“And that’s the way it is.”
When Walter Cronkite ended “CBS Evening News” with that signoff, millions of people believed him. The major networks and newspapers exposed Americans to a diversity of viewpoints – at least in theory.
But in the digital world, we each live in our own bubble, according to Kelly McBride of the Poynter Institute’s Sense-making Project.
She says Facebook and Twitter are increasingly referring people to their news.
“It can create a bubble where you only receive a certain political viewpoint because you are friends with people who tend to share your values,” she said.
“It tends to make the free exchange of ideas less likely to happen.”
But how do we know what we don’t know? There’s a new app for that: Rbutr.
It’s a tool to add to your browser to help provide contrary points of views.
McBride says Rbutr has a lot of potential. For example, the Poynter staff used Rbutr to find different points of view to an Andrew Sullivan article about Mormons, “Did Jesus Foresee the Constitution.”
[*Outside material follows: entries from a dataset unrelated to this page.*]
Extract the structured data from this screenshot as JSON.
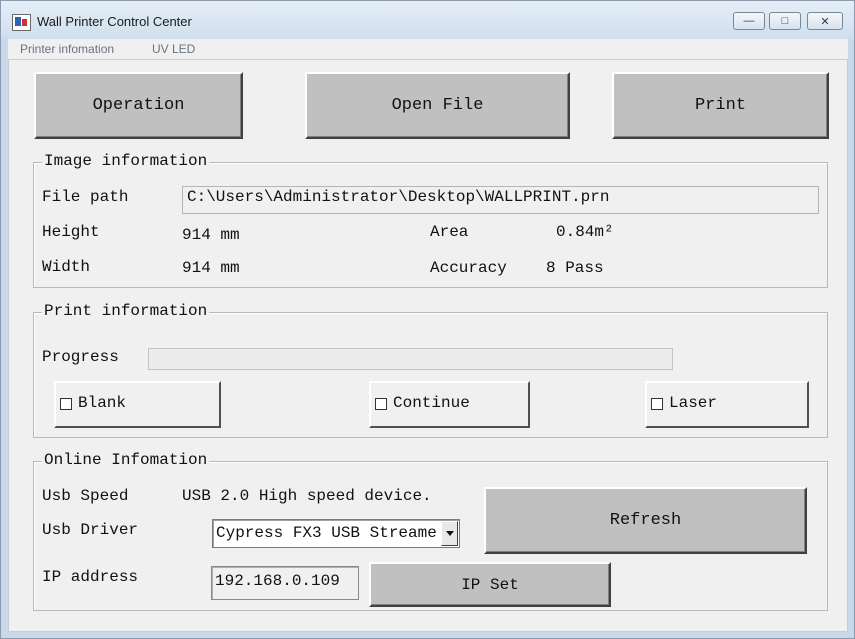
{
  "window": {
    "title": "Wall Printer Control Center",
    "controls": {
      "minimize": "—",
      "maximize": "□",
      "close": "✕"
    }
  },
  "menu": {
    "items": [
      "Printer infomation",
      "UV LED"
    ]
  },
  "toolbar": {
    "operation": "Operation",
    "open_file": "Open File",
    "print": "Print"
  },
  "image_info": {
    "title": "Image information",
    "file_path_label": "File path",
    "file_path": "C:\\Users\\Administrator\\Desktop\\WALLPRINT.prn",
    "height_label": "Height",
    "height": "914 mm",
    "width_label": "Width",
    "width": "914 mm",
    "area_label": "Area",
    "area": "0.84m²",
    "accuracy_label": "Accuracy",
    "accuracy": "8 Pass"
  },
  "print_info": {
    "title": "Print information",
    "progress_label": "Progress",
    "progress": 0,
    "blank": "Blank",
    "continue": "Continue",
    "laser": "Laser"
  },
  "online_info": {
    "title": "Online Infomation",
    "usb_speed_label": "Usb Speed",
    "usb_speed": "USB 2.0 High speed device.",
    "usb_driver_label": "Usb Driver",
    "usb_driver": "Cypress FX3 USB Streame",
    "refresh": "Refresh",
    "ip_label": "IP address",
    "ip": "192.168.0.109",
    "ip_set": "IP Set"
  },
  "icons": {
    "app": "printer-app-icon",
    "dropdown": "chevron-down-icon"
  }
}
Other users submitted an article that rebut Sullivan’s story, such as, “Conservative Mormons Will Be Crazy Politicians; Moderates Won’t.”
“As a user, I had a completely different understanding of Andrew Sullivan’s original article because other users submitted different points of view that I would have never stumbled upon, had I not had the Rbutr toolbar,” she said.
Call Me Maybe?
Internet bubbles are not just about ideology. It’s possible to be totally clueless about cultural trends, too.
McBride brought up the example of “Call Me Maybe.” The song by Carly Rae Jepsen has become a hit through the Internet, but it’s a lot bigger than that.
There’s also the auto-tuned version that edits President Obama’s speeches so he appears to sing the song.
And NPR had to get in on the act in their own low-key way.
I had no idea of this trend, whereas McBride says people inside her bubble of mothers with teenagers knew all about it.
“The fact that I am immersed in these, and you didn’t know anything about them, is a perfect illustration that we live in completely different internet bubbles,” she said. “In my world, everybody knows about these memes.”